The future of agents
The Massachusetts Institute of Technology defines agent AI as an autonomous system that uses machine learning models to pursue complex goals with limited human supervision. This moves AI from being reactive and reactive to proactive and independent action. For example, agent AI bots can perform tasks such as booking travel or making retail purchases for consumers.

Rob Gandes, chief technology officer at Vendormint, said agent AI won’t work in the same way as the summarized, superficial data that humans need to make decisions.

“We need more depth,” Gandes said. “We need more detailed information. We need raw data to make more informed decisions. It improves over time and is predictive in nature. Agenttic AI can improve processes rather than simply mirroring them as they were done in traditional systems.”

He said businesses will struggle because their data isn’t ready, it’s not sanitized and it’s not clean.

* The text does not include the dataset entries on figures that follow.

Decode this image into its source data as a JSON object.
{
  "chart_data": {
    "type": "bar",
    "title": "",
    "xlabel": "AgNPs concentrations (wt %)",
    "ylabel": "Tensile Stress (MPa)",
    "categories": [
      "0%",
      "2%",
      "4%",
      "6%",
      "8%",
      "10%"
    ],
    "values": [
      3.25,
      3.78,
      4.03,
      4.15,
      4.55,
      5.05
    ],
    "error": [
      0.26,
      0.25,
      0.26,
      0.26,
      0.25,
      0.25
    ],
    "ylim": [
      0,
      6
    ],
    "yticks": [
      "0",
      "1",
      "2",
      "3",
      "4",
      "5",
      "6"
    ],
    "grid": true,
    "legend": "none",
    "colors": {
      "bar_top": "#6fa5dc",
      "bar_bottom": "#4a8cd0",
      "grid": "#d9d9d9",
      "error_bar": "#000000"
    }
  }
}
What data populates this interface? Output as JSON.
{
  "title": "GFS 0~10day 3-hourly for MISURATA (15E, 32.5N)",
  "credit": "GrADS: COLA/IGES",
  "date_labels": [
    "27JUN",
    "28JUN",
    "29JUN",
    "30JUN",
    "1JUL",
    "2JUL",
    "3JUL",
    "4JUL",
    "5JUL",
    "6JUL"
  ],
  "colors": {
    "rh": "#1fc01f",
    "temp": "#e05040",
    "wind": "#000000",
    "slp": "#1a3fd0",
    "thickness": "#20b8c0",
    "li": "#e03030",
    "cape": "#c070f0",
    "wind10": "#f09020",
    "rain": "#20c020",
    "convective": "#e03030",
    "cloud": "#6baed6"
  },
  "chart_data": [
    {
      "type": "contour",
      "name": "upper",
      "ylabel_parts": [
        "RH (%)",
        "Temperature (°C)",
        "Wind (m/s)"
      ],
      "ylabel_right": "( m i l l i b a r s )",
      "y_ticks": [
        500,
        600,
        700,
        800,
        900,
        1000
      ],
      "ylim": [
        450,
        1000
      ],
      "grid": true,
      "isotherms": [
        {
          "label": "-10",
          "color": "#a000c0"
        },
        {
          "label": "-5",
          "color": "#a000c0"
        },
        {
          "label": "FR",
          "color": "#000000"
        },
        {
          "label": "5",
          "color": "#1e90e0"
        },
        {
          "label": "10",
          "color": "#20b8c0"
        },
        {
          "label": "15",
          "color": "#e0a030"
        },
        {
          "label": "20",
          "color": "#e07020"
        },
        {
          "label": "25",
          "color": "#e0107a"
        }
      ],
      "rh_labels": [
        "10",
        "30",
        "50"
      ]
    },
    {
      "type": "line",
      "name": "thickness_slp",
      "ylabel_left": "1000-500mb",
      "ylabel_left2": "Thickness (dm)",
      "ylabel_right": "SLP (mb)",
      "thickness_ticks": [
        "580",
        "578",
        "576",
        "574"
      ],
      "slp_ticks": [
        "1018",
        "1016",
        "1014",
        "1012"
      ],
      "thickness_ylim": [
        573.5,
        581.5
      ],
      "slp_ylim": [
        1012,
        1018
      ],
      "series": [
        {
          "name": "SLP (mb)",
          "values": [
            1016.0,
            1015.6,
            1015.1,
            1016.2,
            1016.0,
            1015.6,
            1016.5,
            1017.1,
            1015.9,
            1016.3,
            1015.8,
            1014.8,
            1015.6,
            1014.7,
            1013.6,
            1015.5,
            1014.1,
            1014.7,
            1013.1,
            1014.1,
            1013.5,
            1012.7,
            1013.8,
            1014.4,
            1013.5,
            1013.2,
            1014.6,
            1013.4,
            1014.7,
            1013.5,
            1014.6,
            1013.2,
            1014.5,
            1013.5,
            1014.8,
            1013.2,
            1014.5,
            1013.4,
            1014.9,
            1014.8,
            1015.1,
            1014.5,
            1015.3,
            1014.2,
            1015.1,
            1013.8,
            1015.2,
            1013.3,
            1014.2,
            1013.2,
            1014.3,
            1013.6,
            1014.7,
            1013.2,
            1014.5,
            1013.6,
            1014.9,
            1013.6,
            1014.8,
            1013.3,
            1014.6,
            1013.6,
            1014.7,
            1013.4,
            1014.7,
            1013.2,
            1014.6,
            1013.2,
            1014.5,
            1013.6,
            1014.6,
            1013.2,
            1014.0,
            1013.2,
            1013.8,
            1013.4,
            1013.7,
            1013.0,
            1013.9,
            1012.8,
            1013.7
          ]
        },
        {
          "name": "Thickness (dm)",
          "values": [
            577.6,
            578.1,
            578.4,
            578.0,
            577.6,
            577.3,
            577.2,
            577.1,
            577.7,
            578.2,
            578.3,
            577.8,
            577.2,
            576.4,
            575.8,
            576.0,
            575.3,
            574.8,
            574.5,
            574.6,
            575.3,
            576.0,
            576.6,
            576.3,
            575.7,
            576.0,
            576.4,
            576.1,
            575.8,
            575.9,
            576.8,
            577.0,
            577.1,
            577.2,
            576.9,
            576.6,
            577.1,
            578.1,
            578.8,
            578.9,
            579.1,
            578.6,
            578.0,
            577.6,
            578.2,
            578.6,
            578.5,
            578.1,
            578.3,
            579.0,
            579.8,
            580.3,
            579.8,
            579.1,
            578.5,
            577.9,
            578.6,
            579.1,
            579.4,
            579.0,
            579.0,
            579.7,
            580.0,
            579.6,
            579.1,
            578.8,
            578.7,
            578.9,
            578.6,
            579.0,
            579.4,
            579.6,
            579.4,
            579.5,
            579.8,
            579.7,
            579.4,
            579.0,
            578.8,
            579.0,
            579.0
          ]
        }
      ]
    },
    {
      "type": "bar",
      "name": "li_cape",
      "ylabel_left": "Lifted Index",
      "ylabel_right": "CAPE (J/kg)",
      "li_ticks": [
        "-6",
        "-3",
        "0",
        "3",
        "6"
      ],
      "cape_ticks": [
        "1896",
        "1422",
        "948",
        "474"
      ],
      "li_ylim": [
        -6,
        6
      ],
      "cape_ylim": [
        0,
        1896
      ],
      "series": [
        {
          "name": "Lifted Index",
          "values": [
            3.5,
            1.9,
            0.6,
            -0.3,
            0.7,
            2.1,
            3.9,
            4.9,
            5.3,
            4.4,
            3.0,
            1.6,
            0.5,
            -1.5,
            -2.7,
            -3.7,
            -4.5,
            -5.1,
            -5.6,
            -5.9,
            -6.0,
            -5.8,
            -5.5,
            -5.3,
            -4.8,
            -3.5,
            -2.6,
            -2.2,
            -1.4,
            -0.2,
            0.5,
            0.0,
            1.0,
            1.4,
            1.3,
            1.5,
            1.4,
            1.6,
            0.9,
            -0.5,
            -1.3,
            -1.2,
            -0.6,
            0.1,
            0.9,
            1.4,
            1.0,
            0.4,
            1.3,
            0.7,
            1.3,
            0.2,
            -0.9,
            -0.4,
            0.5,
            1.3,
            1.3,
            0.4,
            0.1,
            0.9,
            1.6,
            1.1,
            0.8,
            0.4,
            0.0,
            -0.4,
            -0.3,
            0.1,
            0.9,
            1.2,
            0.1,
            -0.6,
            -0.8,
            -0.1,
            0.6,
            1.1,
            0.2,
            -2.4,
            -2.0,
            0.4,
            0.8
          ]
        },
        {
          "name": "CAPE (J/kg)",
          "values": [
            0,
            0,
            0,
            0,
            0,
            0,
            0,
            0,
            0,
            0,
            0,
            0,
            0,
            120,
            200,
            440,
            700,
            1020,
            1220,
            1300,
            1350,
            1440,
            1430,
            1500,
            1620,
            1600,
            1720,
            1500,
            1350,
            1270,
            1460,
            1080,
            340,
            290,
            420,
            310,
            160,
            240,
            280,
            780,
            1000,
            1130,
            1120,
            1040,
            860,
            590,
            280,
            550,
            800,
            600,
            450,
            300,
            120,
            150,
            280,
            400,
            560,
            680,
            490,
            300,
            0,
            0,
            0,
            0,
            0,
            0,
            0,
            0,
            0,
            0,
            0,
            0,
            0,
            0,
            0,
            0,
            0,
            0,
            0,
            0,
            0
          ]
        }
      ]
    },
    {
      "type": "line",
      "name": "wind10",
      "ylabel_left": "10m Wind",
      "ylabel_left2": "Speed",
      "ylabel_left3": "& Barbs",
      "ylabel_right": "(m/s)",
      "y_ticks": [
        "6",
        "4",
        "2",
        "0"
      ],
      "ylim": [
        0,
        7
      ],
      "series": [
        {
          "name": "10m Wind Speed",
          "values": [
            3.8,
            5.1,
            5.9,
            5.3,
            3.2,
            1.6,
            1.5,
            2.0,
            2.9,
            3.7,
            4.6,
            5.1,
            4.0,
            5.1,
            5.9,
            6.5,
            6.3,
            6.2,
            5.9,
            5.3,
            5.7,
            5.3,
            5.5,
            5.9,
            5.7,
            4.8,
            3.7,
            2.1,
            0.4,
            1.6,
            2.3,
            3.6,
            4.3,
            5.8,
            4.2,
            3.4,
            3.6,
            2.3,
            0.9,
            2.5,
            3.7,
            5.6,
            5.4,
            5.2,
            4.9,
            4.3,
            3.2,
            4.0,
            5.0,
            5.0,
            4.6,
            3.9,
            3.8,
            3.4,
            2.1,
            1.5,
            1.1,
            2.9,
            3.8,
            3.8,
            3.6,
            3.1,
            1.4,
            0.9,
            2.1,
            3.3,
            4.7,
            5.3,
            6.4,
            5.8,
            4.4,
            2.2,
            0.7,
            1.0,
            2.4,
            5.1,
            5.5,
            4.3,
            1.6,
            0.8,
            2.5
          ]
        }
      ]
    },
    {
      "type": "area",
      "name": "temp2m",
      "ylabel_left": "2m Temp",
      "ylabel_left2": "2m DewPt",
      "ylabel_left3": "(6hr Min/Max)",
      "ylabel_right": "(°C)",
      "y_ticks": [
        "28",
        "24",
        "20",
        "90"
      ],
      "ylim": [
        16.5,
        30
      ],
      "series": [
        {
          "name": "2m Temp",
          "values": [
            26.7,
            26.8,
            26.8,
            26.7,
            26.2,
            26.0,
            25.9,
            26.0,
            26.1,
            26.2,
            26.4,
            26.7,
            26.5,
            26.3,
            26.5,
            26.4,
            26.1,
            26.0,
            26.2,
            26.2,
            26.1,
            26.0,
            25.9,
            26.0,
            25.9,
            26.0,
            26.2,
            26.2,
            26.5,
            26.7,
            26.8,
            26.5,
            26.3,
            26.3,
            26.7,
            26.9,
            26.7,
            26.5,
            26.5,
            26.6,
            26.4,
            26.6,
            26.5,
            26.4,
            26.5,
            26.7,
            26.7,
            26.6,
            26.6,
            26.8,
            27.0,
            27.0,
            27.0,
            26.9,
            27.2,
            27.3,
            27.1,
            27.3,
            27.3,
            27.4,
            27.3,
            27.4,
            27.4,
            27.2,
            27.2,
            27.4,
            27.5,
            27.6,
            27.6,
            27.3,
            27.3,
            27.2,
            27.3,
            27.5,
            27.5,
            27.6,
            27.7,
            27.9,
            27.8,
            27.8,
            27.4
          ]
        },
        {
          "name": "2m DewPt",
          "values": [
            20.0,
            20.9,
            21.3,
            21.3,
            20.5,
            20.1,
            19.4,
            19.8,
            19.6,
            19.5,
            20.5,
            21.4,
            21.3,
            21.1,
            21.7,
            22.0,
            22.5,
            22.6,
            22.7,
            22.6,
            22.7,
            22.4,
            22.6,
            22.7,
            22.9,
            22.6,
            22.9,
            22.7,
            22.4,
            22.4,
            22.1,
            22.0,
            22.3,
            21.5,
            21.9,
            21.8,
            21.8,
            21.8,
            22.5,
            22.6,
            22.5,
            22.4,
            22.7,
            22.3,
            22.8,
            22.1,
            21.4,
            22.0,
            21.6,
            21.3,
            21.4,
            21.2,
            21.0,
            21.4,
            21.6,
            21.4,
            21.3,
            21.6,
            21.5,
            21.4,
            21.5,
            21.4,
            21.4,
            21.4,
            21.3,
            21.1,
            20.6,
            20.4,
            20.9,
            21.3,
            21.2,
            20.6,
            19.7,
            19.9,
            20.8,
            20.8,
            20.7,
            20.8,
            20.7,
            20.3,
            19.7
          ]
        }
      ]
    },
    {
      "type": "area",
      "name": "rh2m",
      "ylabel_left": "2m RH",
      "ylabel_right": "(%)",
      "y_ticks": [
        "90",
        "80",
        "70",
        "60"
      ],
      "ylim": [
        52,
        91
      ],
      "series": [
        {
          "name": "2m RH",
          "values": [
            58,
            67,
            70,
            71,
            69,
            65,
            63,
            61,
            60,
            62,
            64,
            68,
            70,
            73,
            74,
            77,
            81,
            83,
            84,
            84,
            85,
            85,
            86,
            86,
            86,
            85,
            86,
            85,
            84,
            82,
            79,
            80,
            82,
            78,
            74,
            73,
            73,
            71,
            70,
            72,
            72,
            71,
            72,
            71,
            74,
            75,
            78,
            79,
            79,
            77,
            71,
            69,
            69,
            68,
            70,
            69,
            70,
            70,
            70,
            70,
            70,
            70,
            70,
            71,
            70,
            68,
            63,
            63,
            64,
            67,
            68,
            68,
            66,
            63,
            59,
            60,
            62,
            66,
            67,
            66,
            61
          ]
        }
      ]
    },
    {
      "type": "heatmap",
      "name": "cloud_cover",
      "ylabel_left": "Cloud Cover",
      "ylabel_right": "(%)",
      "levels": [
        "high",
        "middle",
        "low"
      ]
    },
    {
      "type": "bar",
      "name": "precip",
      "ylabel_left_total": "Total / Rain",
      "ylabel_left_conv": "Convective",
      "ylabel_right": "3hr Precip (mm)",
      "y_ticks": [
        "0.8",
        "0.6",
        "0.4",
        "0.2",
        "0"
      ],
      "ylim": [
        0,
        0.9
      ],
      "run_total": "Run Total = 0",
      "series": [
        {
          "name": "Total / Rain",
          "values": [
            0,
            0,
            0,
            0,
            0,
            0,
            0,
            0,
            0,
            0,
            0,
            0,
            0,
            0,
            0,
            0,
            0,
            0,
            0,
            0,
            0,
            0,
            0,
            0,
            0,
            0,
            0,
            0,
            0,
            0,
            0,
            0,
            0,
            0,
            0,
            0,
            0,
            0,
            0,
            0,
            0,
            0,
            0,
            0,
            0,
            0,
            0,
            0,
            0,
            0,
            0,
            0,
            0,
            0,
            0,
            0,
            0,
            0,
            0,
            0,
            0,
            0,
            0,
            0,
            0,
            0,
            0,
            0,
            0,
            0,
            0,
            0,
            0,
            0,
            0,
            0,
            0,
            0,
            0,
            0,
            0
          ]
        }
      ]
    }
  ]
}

He said agent AI cannot be applied to legacy systems because business processes and workflows would need to be rewritten to support AI. He said suppliers that cannot implement agent-based AI systems risk being left behind.

Howerton said consumers are finding products through conversational commerce powered by AI shopping agents.

“Conversational commerce extracts more truth from discoveries and asks deeper questions,” he said. “We don’t get direct links like we used to. We don’t have advertising right now. Shoppers are finding this a very useful tool, and I think it’s building trust right away. Personalization will follow.”

Howerton said AI-powered conversational commerce ignores specific brands and ads, finds products with high ratings and criteria attributes based on research and recommendations, and returns the best solution based on the consumer’s needs. He said brands that want to appear in conversational commerce need detailed content, lots of images, and detailed specifications.

Yarbrough said the conversations happening now at the supplier and retailer table are being driven by the demands and outcomes of AI.

“This is a big change, and AI makes it very difficult to hide that distinction,” she says. “In other words, we are moving from a world where brands choose where they appear to a world where AI decides who to recommend based on relevance, credibility, and performance history.”

Yarbrough said retail is still a relationship business, but brands need to recognize that retail media networks are allocating visibility based on performance signals, not just advertising.

Gandes said many consumers will at some point fully delegate their purchasing decisions to AI agents.

“At that point, all marketing as we know it changes because you’re no longer trying to influence consumer decisions,” he said. “You’re now trying to influence the algorithm’s decisions.”

Editor’s note: Supply side section Talk Business & Politics focuses on the companies, organizations, issues, and individuals involved in providing products and services to retailers. The supply side is managed by Talk Business & Politics.